George Poveromo Talks About Sufix

       Every great once in a while, a superb and in-demand, serious saltwater fishing line comes blazing onto the scene like a wild fire. Sufix is a red hot brand, offering a multitude of fishing lines to cover a wide variety of applications.  They also have braided line.

       For a lot of my fishing, I favor Sufix Superior, which is one of the strongest premium monofilament lines.  It is a low-stretch line, which helps promote solid hook sets.  This is especially important when we have a lot of line out behind the boat, such as when we’re trolling, fishing live-baits from a kite, or chunking.  I also like the line’s smaller diameter, compared to the same breaking strength of some other lines.  This lets us spool more of it onto a reel.  And most importantly, the abrasion-resistance of this line is phenomenal.

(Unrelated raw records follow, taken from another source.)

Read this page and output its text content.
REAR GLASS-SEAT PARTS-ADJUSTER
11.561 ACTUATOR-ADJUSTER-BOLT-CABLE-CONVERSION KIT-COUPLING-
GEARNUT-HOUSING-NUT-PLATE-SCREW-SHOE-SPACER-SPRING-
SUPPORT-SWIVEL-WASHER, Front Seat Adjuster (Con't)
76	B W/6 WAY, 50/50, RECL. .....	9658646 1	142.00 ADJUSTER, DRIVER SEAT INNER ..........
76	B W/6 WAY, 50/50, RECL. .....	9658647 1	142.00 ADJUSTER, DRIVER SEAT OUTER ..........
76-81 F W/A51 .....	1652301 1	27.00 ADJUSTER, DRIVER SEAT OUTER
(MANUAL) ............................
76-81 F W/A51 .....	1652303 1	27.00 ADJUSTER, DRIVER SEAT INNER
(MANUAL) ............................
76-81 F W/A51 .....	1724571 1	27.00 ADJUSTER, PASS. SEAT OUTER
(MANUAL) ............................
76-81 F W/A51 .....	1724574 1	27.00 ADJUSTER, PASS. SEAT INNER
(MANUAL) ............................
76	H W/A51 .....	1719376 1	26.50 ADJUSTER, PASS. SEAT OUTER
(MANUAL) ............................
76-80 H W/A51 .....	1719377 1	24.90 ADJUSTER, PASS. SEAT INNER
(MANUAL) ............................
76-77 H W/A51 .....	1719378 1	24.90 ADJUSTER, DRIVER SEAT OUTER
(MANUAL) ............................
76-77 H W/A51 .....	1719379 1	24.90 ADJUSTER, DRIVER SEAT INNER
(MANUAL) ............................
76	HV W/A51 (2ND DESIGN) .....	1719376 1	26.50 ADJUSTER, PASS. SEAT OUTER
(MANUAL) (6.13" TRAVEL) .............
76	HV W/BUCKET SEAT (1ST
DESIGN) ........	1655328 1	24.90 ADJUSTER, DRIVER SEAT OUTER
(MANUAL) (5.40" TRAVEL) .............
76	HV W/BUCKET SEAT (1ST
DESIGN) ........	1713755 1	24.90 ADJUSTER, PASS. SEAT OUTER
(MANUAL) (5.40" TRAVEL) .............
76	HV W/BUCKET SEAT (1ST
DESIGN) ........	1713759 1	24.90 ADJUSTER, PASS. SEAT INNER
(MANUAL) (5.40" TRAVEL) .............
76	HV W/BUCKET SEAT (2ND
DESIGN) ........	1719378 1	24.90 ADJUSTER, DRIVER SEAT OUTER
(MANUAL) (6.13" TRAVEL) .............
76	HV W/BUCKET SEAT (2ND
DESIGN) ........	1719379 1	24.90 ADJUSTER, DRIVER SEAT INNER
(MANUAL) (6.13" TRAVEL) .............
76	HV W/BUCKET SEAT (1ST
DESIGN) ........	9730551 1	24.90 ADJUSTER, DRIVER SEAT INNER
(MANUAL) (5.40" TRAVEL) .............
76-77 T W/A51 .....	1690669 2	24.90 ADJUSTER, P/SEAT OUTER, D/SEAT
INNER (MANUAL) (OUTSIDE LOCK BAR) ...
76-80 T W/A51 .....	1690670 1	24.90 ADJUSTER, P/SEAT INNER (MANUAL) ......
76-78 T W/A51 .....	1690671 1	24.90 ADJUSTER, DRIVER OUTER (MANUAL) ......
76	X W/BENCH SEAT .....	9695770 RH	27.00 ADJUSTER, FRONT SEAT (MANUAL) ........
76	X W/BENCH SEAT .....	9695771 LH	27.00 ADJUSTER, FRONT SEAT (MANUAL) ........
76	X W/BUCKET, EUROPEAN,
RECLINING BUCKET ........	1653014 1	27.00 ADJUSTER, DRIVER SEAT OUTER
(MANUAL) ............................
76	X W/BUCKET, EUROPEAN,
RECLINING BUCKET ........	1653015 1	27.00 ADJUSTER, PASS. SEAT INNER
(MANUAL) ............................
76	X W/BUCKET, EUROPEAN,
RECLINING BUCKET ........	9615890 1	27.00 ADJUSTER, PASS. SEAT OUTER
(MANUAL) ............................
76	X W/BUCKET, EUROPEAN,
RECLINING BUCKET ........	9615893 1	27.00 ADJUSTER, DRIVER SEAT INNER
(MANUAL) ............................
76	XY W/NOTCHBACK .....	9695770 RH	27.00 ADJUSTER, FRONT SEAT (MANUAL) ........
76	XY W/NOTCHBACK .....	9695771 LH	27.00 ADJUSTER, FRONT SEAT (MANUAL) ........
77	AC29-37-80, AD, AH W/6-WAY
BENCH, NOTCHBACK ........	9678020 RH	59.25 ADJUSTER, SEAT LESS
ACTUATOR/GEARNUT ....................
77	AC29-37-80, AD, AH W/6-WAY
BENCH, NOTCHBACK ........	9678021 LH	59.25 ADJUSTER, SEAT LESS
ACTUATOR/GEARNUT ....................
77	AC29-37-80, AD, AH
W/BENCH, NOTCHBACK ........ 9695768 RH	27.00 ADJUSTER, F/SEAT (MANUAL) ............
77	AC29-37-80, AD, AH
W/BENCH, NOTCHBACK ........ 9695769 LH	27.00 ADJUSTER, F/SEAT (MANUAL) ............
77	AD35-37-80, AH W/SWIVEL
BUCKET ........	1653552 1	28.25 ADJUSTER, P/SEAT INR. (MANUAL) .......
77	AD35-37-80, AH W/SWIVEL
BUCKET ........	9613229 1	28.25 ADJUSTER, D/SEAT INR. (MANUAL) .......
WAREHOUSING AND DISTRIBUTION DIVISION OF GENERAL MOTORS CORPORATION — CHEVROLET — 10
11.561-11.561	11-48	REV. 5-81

        The smoothness and quick recovery of the line are also evident when we free line baits for yellowtail snapper.  It’s very supple and easy to handle.  Again, the smaller diameter of this line allows us to step up a class in strength. This is important when finesse fishing for snappers in clear water, while reserving enough strength to keep a big fish from reaching bottom.

SUFIX BRAID –  I have been a big fan of Sufix Performance Braid since it came out.  It is a “round”, super-strong braid that is easy to handle on spin, casting and conventional reels; and it is less prone to wind-knots. 

        Just when I thought this braid couldn’t be topped, out comes Sufix 832 Advanced Superline. Constructed of 8 fibers (seven Dyneema and one GORE Performance Fiber) and with 32 weaves (pics) per inch, this is a phenomenally strong and durable, small-diameter braid.  The line is more abrasion resistant than its predecessor, which is saying a lot!  Plus, it promotes farther casting and better accuracy.  I use it for bottom fishing, deep jigging, fishing around bridges or other threatening structure and even on many of my big game reels, like those for day-time swordfishing, and the ones where we’ve gone the “top-shot” route to gain line capacity.